A week after a highway bridge collapsed in Minneapolis, Gov. Tim Pawlenty is re-thinking his opposition to increasing Minnesota’s gas tax. Tough discussions and new thinking about road funding are likely in state capitals around the country, Augusta included.
Earlier this year, Gov. Pawlenty vetoed legislation to raise Minnesota’s gas tax to pay for road and other transportation work. The 5-cent increase had been supported by many businesses, including trucking companies, that viewed the additional spending as a needed economic development investment.
The collapse of the Interstate 35W bridge, which killed five people and left eight missing, put safety at the top of the list for politicians now championing increased transportation spending. A spokesman for Gov. Pawlenty said the governor is now open to a gas tax increase.
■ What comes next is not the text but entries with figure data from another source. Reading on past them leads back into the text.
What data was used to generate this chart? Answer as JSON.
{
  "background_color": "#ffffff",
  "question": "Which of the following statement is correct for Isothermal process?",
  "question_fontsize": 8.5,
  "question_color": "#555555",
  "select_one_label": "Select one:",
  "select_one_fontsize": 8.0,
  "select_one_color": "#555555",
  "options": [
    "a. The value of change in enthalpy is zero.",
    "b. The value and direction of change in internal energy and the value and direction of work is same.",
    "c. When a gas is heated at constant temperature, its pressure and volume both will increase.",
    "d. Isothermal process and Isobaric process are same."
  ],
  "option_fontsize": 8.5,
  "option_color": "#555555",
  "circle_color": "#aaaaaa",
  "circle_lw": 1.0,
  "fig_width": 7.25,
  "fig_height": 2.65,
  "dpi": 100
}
In Maine, the state’s gas tax is automatically increased each year unless the Legislature votes otherwise. Nearly every year, there is an effort to stop the indexing in the name of lowering taxes and saving consumers money.
This year’s increase, which took effect July 1, raised the tax by about nine-tenths of a cent to just over 29 cents per gallon of gasoline.
A further complication is that the tax covers a shrinking portion of Maine’s road needs as the cost of construction materials and the fuel needed to power equipment has risen faster than the gas tax. The same is true in other states. For the first time in more than two decades, spending on major highway improvements nationwide declined in 2004.
So it is not surprising that about 12 percent of the nation’s bridges, including the I-35W bridge, are rated “structurally deficient,” defined as having major deterioration, cracks or other flaws that reduce their ability to support vehicles, by the Federal Highway Administration. About 14 percent in Maine are.
Faced with growing problems and shrinking revenue, officials and politicians are looking to additional sources of revenue. The National Conference of State Legislatures is calling for a 3-cent per gallon increase in the federal gas tax.
A University of Maine study on sustainable transportation funding offered other options, including local option transportation taxes, congestion pricing, a per-mile charge, an added tax on heavy vehicles, adding variability to registration fees and an emissions fee. None of these would be popular, but a diversified transportation funding source is overdue.
Maine has a $1 billion backlog of road and bridge repairs. Many of these projects have languished on Department of Transportation lists, waiting for funding. Highway projects are funded, in addition to federal dollars, from the state’s highway fund and by bond issues. The highway fund gets nearly 70 percent of its money from fuel taxes.
Maine ranked 17th in terms of cost-effectiveness in 2004, according to an annual assessment of the conditions of the country’s roads and bridges by University of North Carolina at Charlotte professor David Hartgen, a Maine native.
One way the department has made do with less money is to repair roads and bridges that, in better economic times, should be replaced. As a result, maintenance accounts for 23 percent of DOT’s budget, the eighth highest proportion in the country, according to Professor Hartgen.
The ongoing transportation budget crunch coupled with Maine’s backlog of road and bridge repairs and improvements add urgency to the discussion of diversifying the ways highway work is funded.